Der erste Artikel der neuen Serie "Vom Feld auf den Tisch, eine Wissenschaft für sich": Die Bedeutung des Terroirs für den Anbau von Qualitätsfrüchten und die Wichtigkeit dieses altehrwürdigen Begriffes. Die Erde ist ein großer Terroir.

Vom Feld auf den Tisch, eine Wissenschaft für sich

Dieser Artikel ist der erste einer Serie, die regelmäßig im Les vergers Boiron Magazin und unserem E-Newsletter erscheinen soll. Diese Serie steht unter der Aufsicht von Corinne Tisné, Projektleiterin F&E bei Les Vergers Boiron. Durchleuchtet werden die Beziehungen zwischen Wissenschaft, Landbau, Kultur (im doppelten Wortsinne) und den Verarbeitungsverfahren der Früchte, und wir bringen sie in Verbindung mit der Gastronomie, der Patisserie und der Mixologie. Zum Auftakt beschäftigen wir uns mit dem Thema Terroir, in gewisser Weise der Wurzel der Les vergers Boiron Bestrebung, in der ganzen Welt nach den besten Früchten zu suchen.

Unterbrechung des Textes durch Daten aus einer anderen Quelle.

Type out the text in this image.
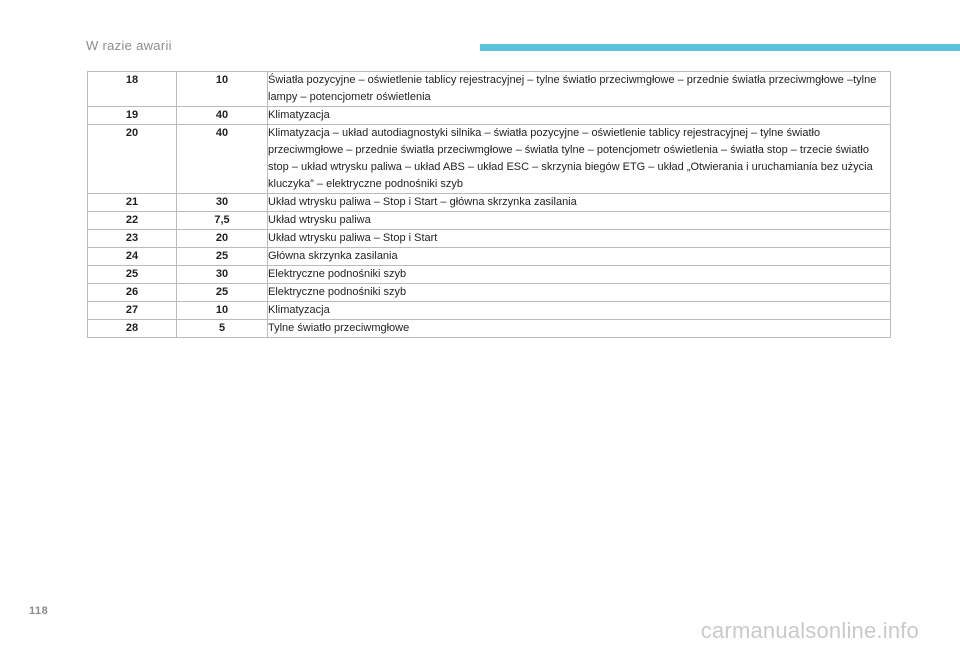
W razie awarii
18	10	Światła pozycyjne – oświetlenie tablicy rejestracyjnej – tylne światło przeciwmgłowe – przednie światła przeciwmgłowe –tylne lampy – potencjometr oświetlenia
19	40	Klimatyzacja
20	40	Klimatyzacja – układ autodiagnostyki silnika – światła pozycyjne – oświetlenie tablicy rejestracyjnej – tylne światło przeciwmgłowe – przednie światła przeciwmgłowe – światła tylne – potencjometr oświetlenia – światła stop – trzecie światło stop – układ wtrysku paliwa – układ ABS – układ ESC – skrzynia biegów ETG – układ „Otwierania i uruchamiania bez użycia kluczyka” – elektryczne podnośniki szyb
21	30	Układ wtrysku paliwa – Stop i Start – główna skrzynka zasilania
22	7,5	Układ wtrysku paliwa
23	20	Układ wtrysku paliwa – Stop i Start
24	25	Główna skrzynka zasilania
25	30	Elektryczne podnośniki szyb
26	25	Elektryczne podnośniki szyb
27	10	Klimatyzacja
28	5	Tylne światło przeciwmgłowe
118
carmanualsonline.info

Nr. 1 - Die Terroirs der ganzen Welt

Die UNESCO beschreibt einen Terroir als "einen begrenzten geographischen Raum, der ab einer Menschengemeinschaft definiert wird, die im Laufe ihrer Geschichte ein Ensemble distinktiver Kulturzüge aufgebaut haben, die auf einem System von Interaktionen zwischen der Natur und humanen Faktoren gründen.
Die eingesetzten Kenntnisse und Mittel ergeben eine Originalität, verleihen Typus und erlauben, die Erzeugnisse oder Dienstleistungen, die aus diesem Raum stammen, und folglich die Menschen, die dort leben, zu würdigen."

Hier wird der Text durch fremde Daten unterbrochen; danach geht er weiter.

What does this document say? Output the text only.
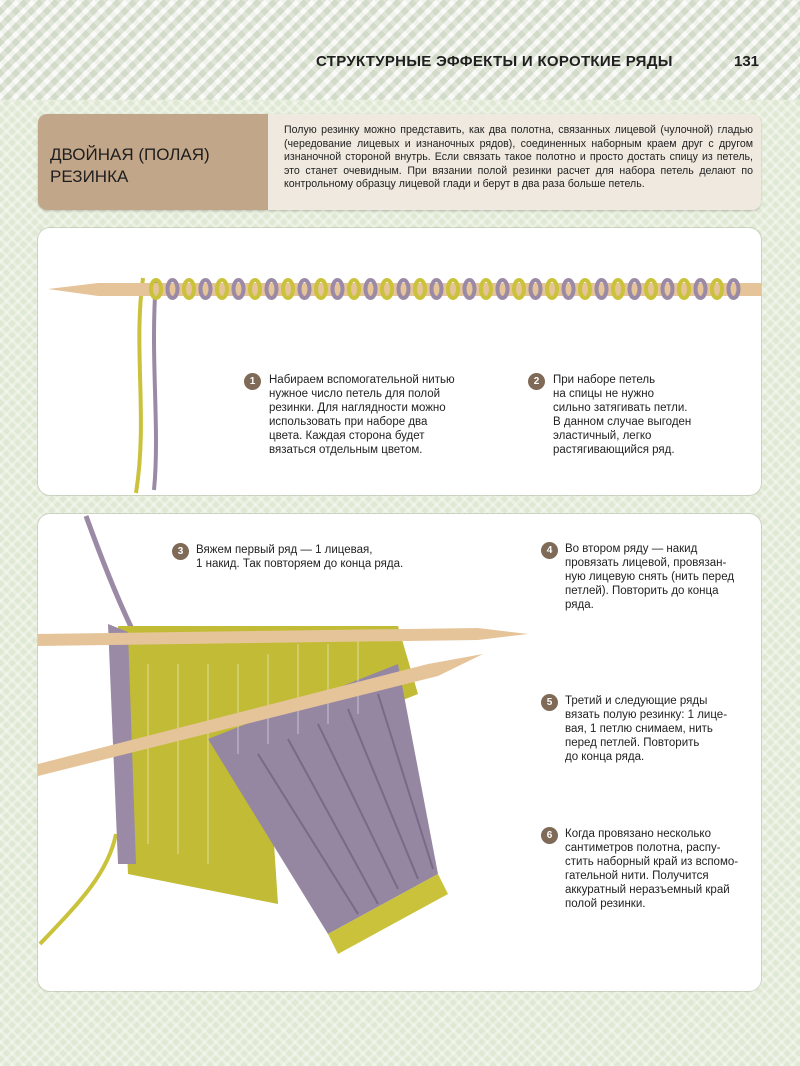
СТРУКТУРНЫЕ ЭФФЕКТЫ И КОРОТКИЕ РЯДЫ	131
ДВОЙНАЯ (ПОЛАЯ)
РЕЗИНКА
Полую резинку можно представить, как два полотна, связанных лицевой (чулочной) гладью (чередование лицевых и изнаночных рядов), соединенных наборным краем друг с другом изнаночной стороной внутрь. Если связать такое полотно и просто достать спицу из петель, это станет очевидным. При вязании полой резинки расчет для набора петель делают по контрольному образцу лицевой глади и берут в два раза больше петель.
1	Набираем вспомогательной нитью
нужное число петель для полой
резинки. Для наглядности можно
использовать при наборе два
цвета. Каждая сторона будет
вязаться отдельным цветом.
2	При наборе петель
на спицы не нужно
сильно затягивать петли.
В данном случае выгоден
эластичный, легко
растягивающийся ряд.
3	Вяжем первый ряд — 1 лицевая,
1 накид. Так повторяем до конца ряда.
4	Во втором ряду — накид
провязать лицевой, провязан-
ную лицевую снять (нить перед
петлей). Повторить до конца
ряда.
5	Третий и следующие ряды
вязать полую резинку: 1 лице-
вая, 1 петлю снимаем, нить
перед петлей. Повторить
до конца ряда.
6	Когда провязано несколько
сантиметров полотна, распу-
стить наборный край из вспомо-
гательной нити. Получится
аккуратный неразъемный край
полой резинки.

Der französische Begriff Terroir (das Wort ist so gut wie unübersetzbar in andere Sprachen) hat in den letzten Jahren eine neue Dimension erlangt und tendiert von einer limitativen und traditionellen geographischen Angabe nun zu einem neuen Konzept, das die lokalen und humanen Besonderheiten der verschiedenen Terroirs der Welt in den Vordergrund rückt.
Heute trägt dieses Konzept zur Änderung der Mentalität bei, wie wir unsere Ressourcen einsetzen, und es wird zu einem zentralen Thema in unserer Auffassung der nachhaltigen Entwicklung, insbesondere in Bezug auf die Werte und die Vielseitigkeit der lokalen Landwirtschaft.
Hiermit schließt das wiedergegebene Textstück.